Nella storia letteraria italiana anteriore a Dante, G. è la figura più rappresentativa per la larga onda di simpatia che suscitò la sua arte e per i numerosi poeti che si strinsero attorno a lui, tra i quali anche il Guinizelli (v.), e lo acclamarono maestro. Per lui la lirica provenzaleggiante, tutta d'imitazione e aliena dalle tradizioni italiane di civiltà e di cultura, s'inserisce profondamente nello spirito italiano e si colora di elementi borghesi. Un nuovo contenuto politico informato a moralità e scaturito dalla vita attuale, in quell'agitato e appassionato contrasto di gare cittadine e comunali, tende a esercitare un'efficacia concreta sul costume. Il gusto della forma, elaborata e complicata quanto si vuole, sia nel verso sia nella prosa numerosa delle sue Lettere, dove s'appalesa l'esperto conoscitore dei maestri latini di dettare, non è che l'espressione di uno spirito che s'affina e svolge le sue facoltà di ragionamento e di astrazione. La poesia di G., dove non si oscuri nei bisticci e negli equivoci verbali, è la manifestazione di un'anima appassionata che non riesce mai a possedersi con piena chiarezza e che s'indaga e si tormenta, sovrapponendo continuamente all'impeto del sentimento l'analisi intellettiva che lo frange e lo dissolve. G. non è un grande poeta lirico: le facoltà discorsive predominano in lui; ma è una forte personalità morale. La sua poesia riesce dove l'animo si apre agli affetti di patria e di carità cittadina, e dovunque la vita morale lo prende e dà modo alla sua vena oratoria di espandersi liberamente nella salda quadratura logica di periodi in tumulto. Nelle sue Lettere balza l'oratore civile del comune guelfo che parla dall'abbondanza del cuore e che richiama fatti e persone dinnanzi al giudizio morale. Le raffinatezze formali della lirica cortese sono le scorie della sua arte; nella quale palpita la nuova sostanza spirituale della letteratura italiana, già avviata a essere specchio di un'anima nazionale.

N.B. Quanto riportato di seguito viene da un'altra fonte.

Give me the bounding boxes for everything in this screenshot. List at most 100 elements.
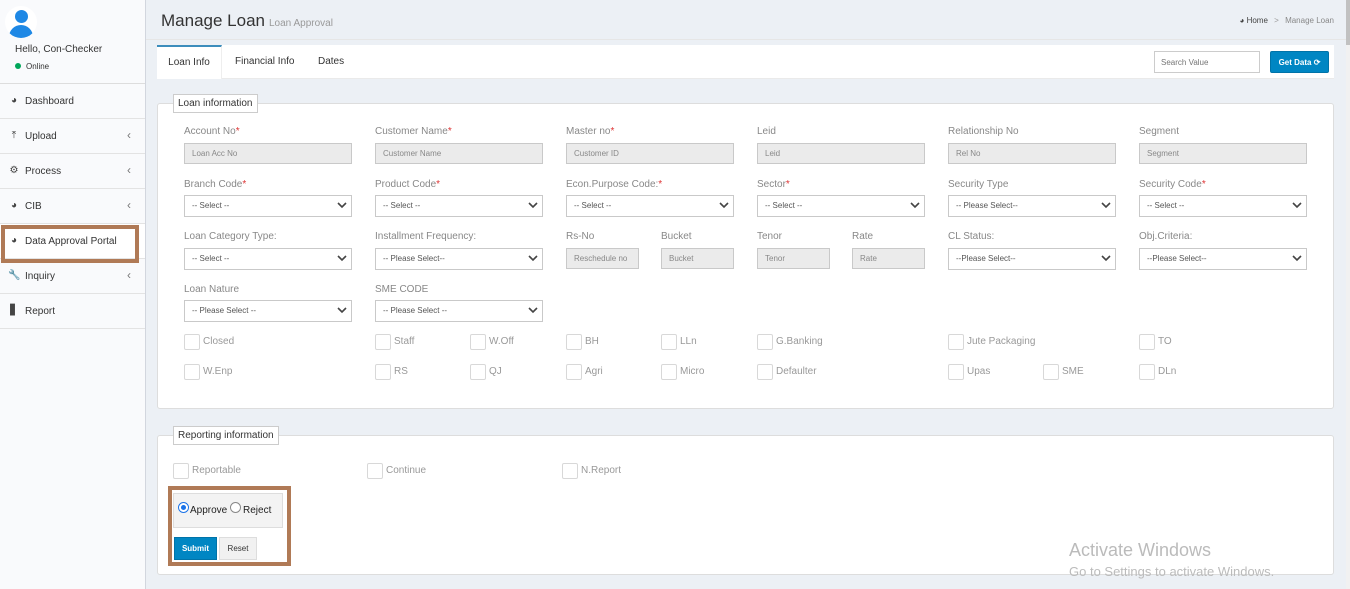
checkbox-label: N.Report bbox=[581, 465, 622, 476]
sidebar-item-process[interactable]: ⚙ Process ‹ bbox=[0, 154, 145, 189]
checkbox-continue[interactable] bbox=[367, 463, 383, 479]
windows-activation-watermark: Activate Windows Go to Settings to activ… bbox=[1069, 540, 1275, 579]
tab-financial-info[interactable]: Financial Info bbox=[235, 45, 294, 79]
dashboard-icon: ◕ bbox=[1239, 16, 1245, 25]
checkbox-n-report[interactable] bbox=[562, 463, 578, 479]
checkbox-upas[interactable] bbox=[948, 364, 964, 380]
rate-input[interactable]: Rate bbox=[852, 248, 925, 269]
checkbox-label: DLn bbox=[1158, 366, 1177, 377]
obj-criteria-label: Obj.Criteria: bbox=[1139, 231, 1193, 242]
loan-nature-select[interactable]: -- Please Select -- bbox=[184, 300, 352, 322]
breadcrumb-current: Manage Loan bbox=[1285, 16, 1334, 25]
chevron-down-icon bbox=[1101, 198, 1111, 209]
sidebar-item-dashboard[interactable]: ◕ Dashboard bbox=[0, 84, 145, 119]
chevron-left-icon: ‹ bbox=[127, 163, 131, 177]
installment-frequency-label: Installment Frequency: bbox=[375, 231, 477, 242]
checkbox-rs[interactable] bbox=[375, 364, 391, 380]
cl-status-select[interactable]: --Please Select-- bbox=[948, 248, 1116, 270]
checkbox-w-enp[interactable] bbox=[184, 364, 200, 380]
checkbox-g-banking[interactable] bbox=[757, 334, 773, 350]
sidebar-item-cib[interactable]: ◕ CIB ‹ bbox=[0, 189, 145, 224]
chevron-down-icon bbox=[1292, 198, 1302, 209]
rs-no-label: Rs-No bbox=[566, 231, 595, 242]
checkbox-w-off[interactable] bbox=[470, 334, 486, 350]
cl-status-label: CL Status: bbox=[948, 231, 995, 242]
rate-label: Rate bbox=[852, 231, 874, 242]
checkbox-agri[interactable] bbox=[566, 364, 582, 380]
account-no-input[interactable]: Loan Acc No bbox=[184, 143, 352, 164]
product-code-select[interactable]: -- Select -- bbox=[375, 195, 543, 217]
master-no-label: Master no* bbox=[566, 126, 615, 137]
rs-no-input[interactable]: Reschedule no bbox=[566, 248, 639, 269]
checkbox-jute-packaging[interactable] bbox=[948, 334, 964, 350]
online-dot-icon bbox=[15, 63, 21, 69]
checkbox-label: BH bbox=[585, 336, 599, 347]
reporting-info-legend: Reporting information bbox=[173, 426, 279, 445]
security-type-select[interactable]: -- Please Select-- bbox=[948, 195, 1116, 217]
checkbox-to[interactable] bbox=[1139, 334, 1155, 350]
econ-purpose-select[interactable]: -- Select -- bbox=[566, 195, 734, 217]
search-input[interactable] bbox=[1154, 51, 1260, 73]
user-panel: Hello, Con-Checker Online bbox=[0, 0, 145, 84]
sidebar-item-upload[interactable]: ⤒ Upload ‹ bbox=[0, 119, 145, 154]
security-code-select[interactable]: -- Select -- bbox=[1139, 195, 1307, 217]
bucket-input[interactable]: Bucket bbox=[661, 248, 734, 269]
checkbox-dln[interactable] bbox=[1139, 364, 1155, 380]
segment-label: Segment bbox=[1139, 126, 1180, 137]
checkbox-label: Staff bbox=[394, 336, 415, 347]
bar-chart-icon: ▋ bbox=[10, 305, 18, 316]
breadcrumb-home[interactable]: Home bbox=[1247, 16, 1268, 25]
checkbox-qj[interactable] bbox=[470, 364, 486, 380]
loan-category-select[interactable]: -- Select -- bbox=[184, 248, 352, 270]
scrollbar-thumb[interactable] bbox=[1346, 0, 1350, 45]
branch-code-label: Branch Code* bbox=[184, 179, 247, 190]
checkbox-defaulter[interactable] bbox=[757, 364, 773, 380]
checkbox-lln[interactable] bbox=[661, 334, 677, 350]
checkbox-label: W.Off bbox=[489, 336, 514, 347]
customer-name-label: Customer Name* bbox=[375, 126, 452, 137]
loan-category-label: Loan Category Type: bbox=[184, 231, 277, 242]
checkbox-label: Closed bbox=[203, 336, 235, 347]
leid-input[interactable]: Leid bbox=[757, 143, 925, 164]
checkbox-micro[interactable] bbox=[661, 364, 677, 380]
checkbox-sme[interactable] bbox=[1043, 364, 1059, 380]
avatar bbox=[5, 6, 37, 38]
get-data-button[interactable]: Get Data ⟳ bbox=[1270, 51, 1329, 73]
installment-frequency-select[interactable]: -- Please Select-- bbox=[375, 248, 543, 270]
chevron-down-icon bbox=[910, 198, 920, 209]
sidebar-item-inquiry[interactable]: 🔧 Inquiry ‹ bbox=[0, 259, 145, 294]
obj-criteria-select[interactable]: --Please Select-- bbox=[1139, 248, 1307, 270]
econ-purpose-label: Econ.Purpose Code:* bbox=[566, 179, 663, 190]
tab-loan-info[interactable]: Loan Info bbox=[157, 45, 222, 79]
chevron-down-icon bbox=[1292, 251, 1302, 262]
page-subtitle: Loan Approval bbox=[268, 18, 333, 29]
checkbox-closed[interactable] bbox=[184, 334, 200, 350]
sidebar-item-report[interactable]: ▋ Report bbox=[0, 294, 145, 329]
sme-code-select[interactable]: -- Please Select -- bbox=[375, 300, 543, 322]
chevron-down-icon bbox=[1101, 251, 1111, 262]
checkbox-label: Micro bbox=[680, 366, 705, 377]
page-scrollbar[interactable] bbox=[1346, 0, 1350, 589]
checkbox-bh[interactable] bbox=[566, 334, 582, 350]
product-code-label: Product Code* bbox=[375, 179, 441, 190]
bucket-label: Bucket bbox=[661, 231, 692, 242]
branch-code-select[interactable]: -- Select -- bbox=[184, 195, 352, 217]
customer-name-input[interactable]: Customer Name bbox=[375, 143, 543, 164]
master-no-input[interactable]: Customer ID bbox=[566, 143, 734, 164]
checkbox-label: SME bbox=[1062, 366, 1084, 377]
checkbox-label: G.Banking bbox=[776, 336, 823, 347]
checkbox-reportable[interactable] bbox=[173, 463, 189, 479]
sector-select[interactable]: -- Select -- bbox=[757, 195, 925, 217]
highlight-box-approval bbox=[168, 486, 291, 566]
relationship-no-input[interactable]: Rel No bbox=[948, 143, 1116, 164]
leid-label: Leid bbox=[757, 126, 776, 137]
user-greeting: Hello, Con-Checker bbox=[15, 44, 103, 55]
tab-dates[interactable]: Dates bbox=[318, 45, 344, 79]
chevron-down-icon bbox=[337, 251, 347, 262]
segment-input[interactable]: Segment bbox=[1139, 143, 1307, 164]
chevron-down-icon bbox=[337, 198, 347, 209]
checkbox-staff[interactable] bbox=[375, 334, 391, 350]
tenor-input[interactable]: Tenor bbox=[757, 248, 830, 269]
checkbox-label: Agri bbox=[585, 366, 603, 377]
wrench-icon: 🔧 bbox=[8, 270, 21, 281]
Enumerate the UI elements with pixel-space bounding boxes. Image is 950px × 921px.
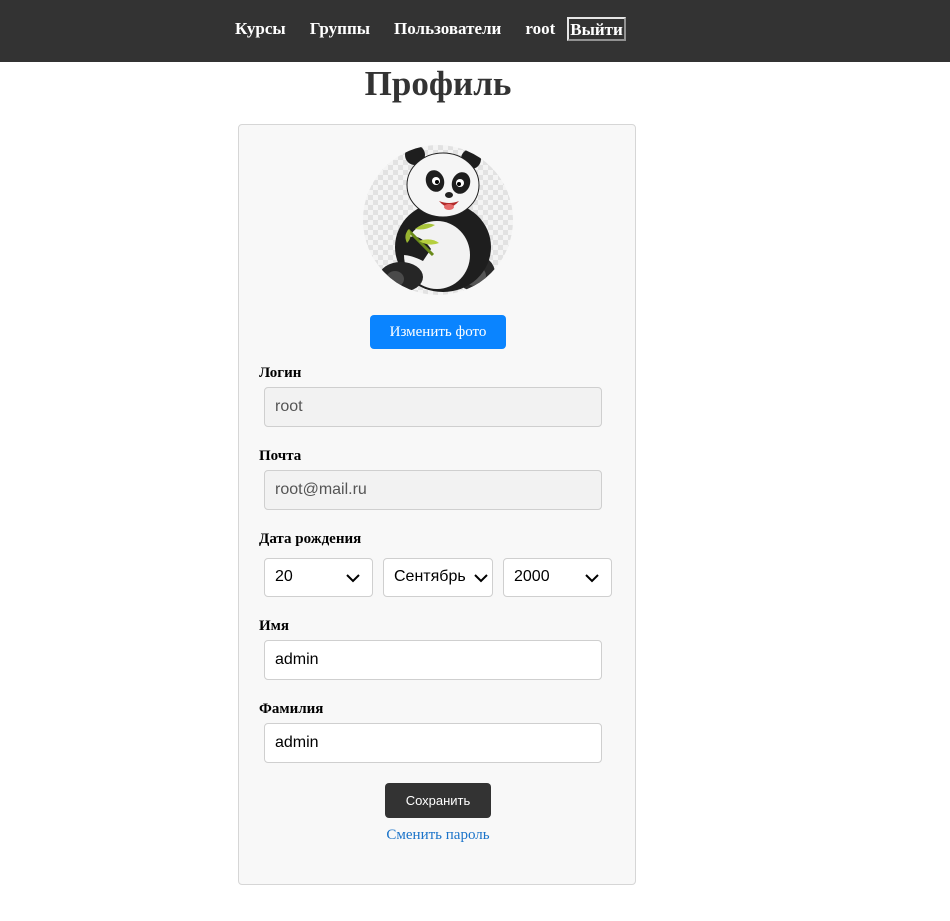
nav-groups-link[interactable]: Группы [310,17,370,41]
birth-date-label: Дата рождения [259,531,362,547]
last-name-label: Фамилия [259,701,324,717]
nav-profile-link[interactable]: root [525,17,555,41]
email-label: Почта [259,448,302,464]
email-field[interactable] [264,470,602,510]
top-navbar: Курсы Группы Пользователи root Выйти [0,0,950,62]
profile-card: Изменить фото Логин Почта Дата рождения … [238,124,636,885]
save-button[interactable]: Сохранить [385,783,491,818]
birth-month-select[interactable]: Сентябрь [383,558,493,597]
panda-avatar-icon [379,145,495,292]
change-password-link[interactable]: Сменить пароль [239,827,637,844]
birth-day-select[interactable]: 20 [264,558,373,597]
chevron-down-icon [346,574,360,583]
birth-year-select[interactable]: 2000 [503,558,612,597]
last-name-field[interactable] [264,723,602,763]
chevron-down-icon [474,574,488,583]
change-photo-button[interactable]: Изменить фото [370,315,506,349]
first-name-field[interactable] [264,640,602,680]
first-name-label: Имя [259,618,289,634]
page-title: Профиль [364,64,512,103]
nav-users-link[interactable]: Пользователи [394,17,501,41]
birth-year-value: 2000 [514,568,550,585]
birth-day-value: 20 [275,568,293,585]
nav-menu: Курсы Группы Пользователи root Выйти [235,17,626,41]
birth-month-value: Сентябрь [394,568,466,585]
nav-courses-link[interactable]: Курсы [235,17,286,41]
login-field[interactable] [264,387,602,427]
chevron-down-icon [585,574,599,583]
avatar [363,145,513,295]
logout-button[interactable]: Выйти [567,17,626,41]
login-label: Логин [259,365,302,381]
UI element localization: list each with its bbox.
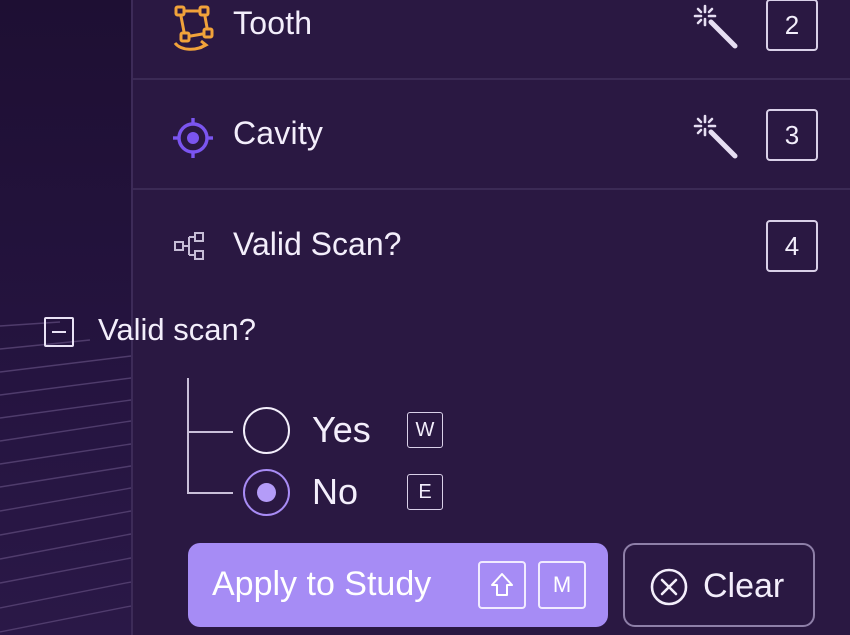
clear-button[interactable]: Clear (623, 543, 815, 627)
option-no[interactable]: No E (243, 469, 503, 517)
close-circle-icon (649, 567, 689, 607)
question-group: Valid scan? (44, 308, 644, 358)
option-label: Yes (312, 409, 371, 450)
radio-button-selected[interactable] (243, 469, 290, 516)
hotkey-badge: E (407, 474, 443, 510)
apply-to-study-button[interactable]: Apply to Study M (188, 543, 608, 627)
shortcut-key: 3 (766, 109, 818, 161)
tool-label: Cavity (233, 115, 324, 151)
tool-label: Tooth (233, 5, 313, 41)
classification-label: Valid Scan? (233, 226, 402, 262)
shortcut-key: 2 (766, 0, 818, 51)
hotkey-badge: M (538, 561, 586, 609)
magic-wand-icon[interactable] (691, 112, 741, 162)
tree-connector (187, 431, 233, 433)
button-label: Clear (703, 567, 785, 605)
classification-row[interactable]: Valid Scan? 4 (133, 192, 850, 302)
target-icon (169, 114, 217, 162)
tree-connector (187, 492, 233, 494)
tool-row-cavity[interactable]: Cavity 3 (133, 82, 850, 190)
button-label: Apply to Study (212, 565, 432, 603)
hierarchy-icon (173, 230, 213, 262)
hotkey-badge: W (407, 412, 443, 448)
shift-icon (478, 561, 526, 609)
radio-button[interactable] (243, 407, 290, 454)
polygon-icon (169, 4, 217, 52)
option-label: No (312, 471, 359, 512)
magic-wand-icon[interactable] (691, 2, 741, 52)
question-label: Valid scan? (98, 312, 256, 347)
tree-connector (187, 378, 189, 494)
collapse-toggle[interactable] (44, 317, 74, 347)
option-yes[interactable]: Yes W (243, 407, 503, 455)
shortcut-key: 4 (766, 220, 818, 272)
tool-row-tooth[interactable]: Tooth 2 (133, 0, 850, 80)
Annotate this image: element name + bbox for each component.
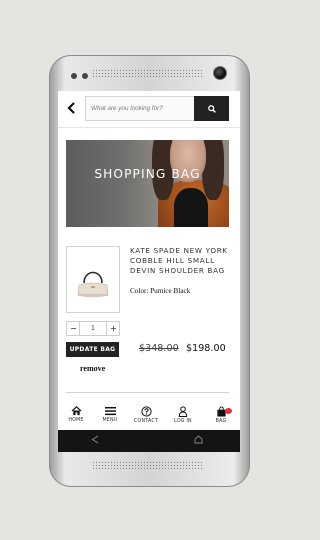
android-nav-bar: [58, 430, 240, 452]
original-price: $348.00: [139, 343, 179, 354]
page-title: SHOPPING BAG: [94, 167, 201, 181]
handbag-image: [77, 271, 109, 298]
sale-price: $198.00: [186, 343, 226, 354]
minus-icon: [70, 328, 76, 329]
hamburger-menu-icon: [104, 407, 116, 416]
bottom-tab-bar: HOME MENU CONTACT LOG IN BAG: [58, 404, 240, 430]
product-color: Color: Pumice Black: [130, 287, 191, 295]
tab-bag[interactable]: BAG: [203, 404, 239, 430]
front-camera: [213, 66, 227, 80]
user-icon: [178, 406, 188, 417]
quantity-value[interactable]: 1: [80, 325, 106, 332]
bag-count-badge: [225, 408, 232, 414]
quantity-stepper: 1: [66, 321, 120, 336]
product-name[interactable]: KATE SPADE NEW YORK COBBLE HILL SMALL DE…: [130, 246, 230, 277]
android-home-button[interactable]: [194, 434, 203, 447]
top-speaker-grille: [92, 69, 204, 79]
tab-menu[interactable]: MENU: [92, 404, 128, 430]
home-outline-icon: [194, 435, 203, 444]
back-triangle-icon: [91, 435, 99, 444]
tab-contact-label: CONTACT: [133, 419, 159, 424]
product-image[interactable]: [66, 246, 120, 313]
tab-menu-label: MENU: [102, 418, 118, 423]
tab-bag-label: BAG: [215, 419, 227, 424]
tab-login-label: LOG IN: [174, 419, 192, 424]
tab-home-label: HOME: [68, 418, 84, 423]
chevron-left-icon: [67, 102, 75, 114]
update-bag-button[interactable]: UPDATE BAG: [66, 342, 119, 357]
light-sensor: [82, 73, 88, 79]
bottom-speaker-grille: [92, 461, 204, 471]
search-input[interactable]: [85, 96, 194, 121]
proximity-sensor: [71, 73, 77, 79]
tab-login[interactable]: LOG IN: [165, 404, 201, 430]
tab-home[interactable]: HOME: [58, 404, 94, 430]
plus-icon: [110, 326, 116, 331]
cart-divider: [66, 392, 229, 393]
app-screen: SHOPPING BAG KATE SPADE NEW YORK COBBLE …: [58, 91, 240, 430]
hero-banner: SHOPPING BAG: [66, 140, 229, 227]
tab-contact[interactable]: CONTACT: [128, 404, 164, 430]
quantity-decrease-button[interactable]: [67, 322, 80, 335]
quantity-increase-button[interactable]: [106, 322, 119, 335]
header-divider: [58, 127, 240, 128]
search-button[interactable]: [194, 96, 229, 121]
help-circle-icon: [140, 406, 152, 417]
android-back-button[interactable]: [91, 434, 99, 447]
search-icon: [207, 104, 216, 113]
back-button[interactable]: [66, 102, 78, 116]
home-icon: [71, 406, 81, 416]
banner-photo-collar: [174, 188, 208, 227]
remove-link[interactable]: remove: [80, 364, 105, 373]
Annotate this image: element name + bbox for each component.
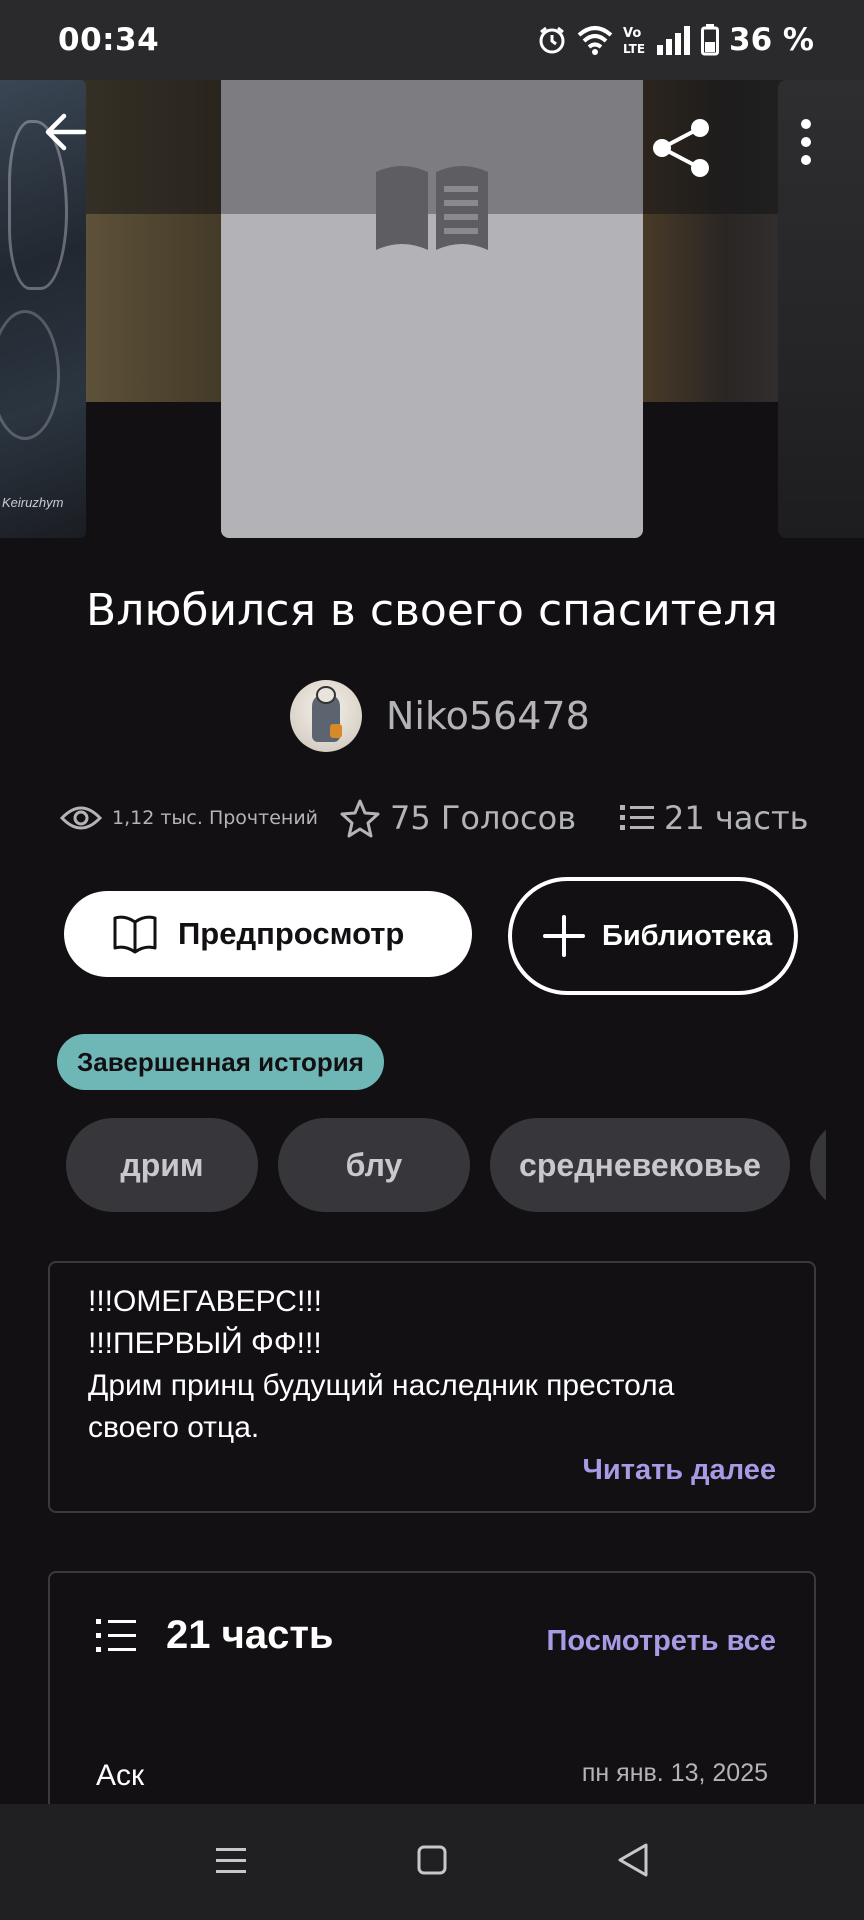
svg-text:LTE: LTE: [623, 42, 645, 56]
description-line: своего отца.: [88, 1411, 260, 1444]
part-date: пн янв. 13, 2025: [581, 1759, 768, 1787]
eye-icon: [60, 806, 102, 830]
description-line: !!!ПЕРВЫЙ ФФ!!!: [88, 1327, 322, 1360]
tag-chip[interactable]: блу: [278, 1118, 470, 1212]
plus-icon: [543, 915, 585, 957]
alarm-icon: [537, 25, 567, 55]
triangle-back-icon: [618, 1843, 648, 1876]
reads-count: 1,12 тыс. Прочтений: [112, 807, 319, 829]
see-all-link[interactable]: Посмотреть все: [547, 1625, 776, 1658]
parts-count: 21 часть: [664, 799, 809, 837]
description-card[interactable]: !!!ОМЕГАВЕРС!!! !!!ПЕРВЫЙ ФФ!!! Дрим при…: [48, 1261, 816, 1513]
description-line: !!!ОМЕГАВЕРС!!!: [88, 1285, 322, 1318]
library-label: Библиотека: [602, 920, 773, 952]
preview-button[interactable]: Предпросмотр: [64, 891, 472, 977]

Ediz.: L. Valeriani, Le rime di fra G. d'A., Firenze 1820; F. Pellegrini, Le rime di G. d'A., I (Versi d'amore), Bologna 1901; F. Meriano, Le lettere di frate G. d'A., Bologna 1922.
Bibl.: A. Pellizzari, La vita e le opere di G. d'A., Pisa 1906; F. Torraca, Fra G., in Studi di storia letteraria, Firenze 1923, pp 108-152.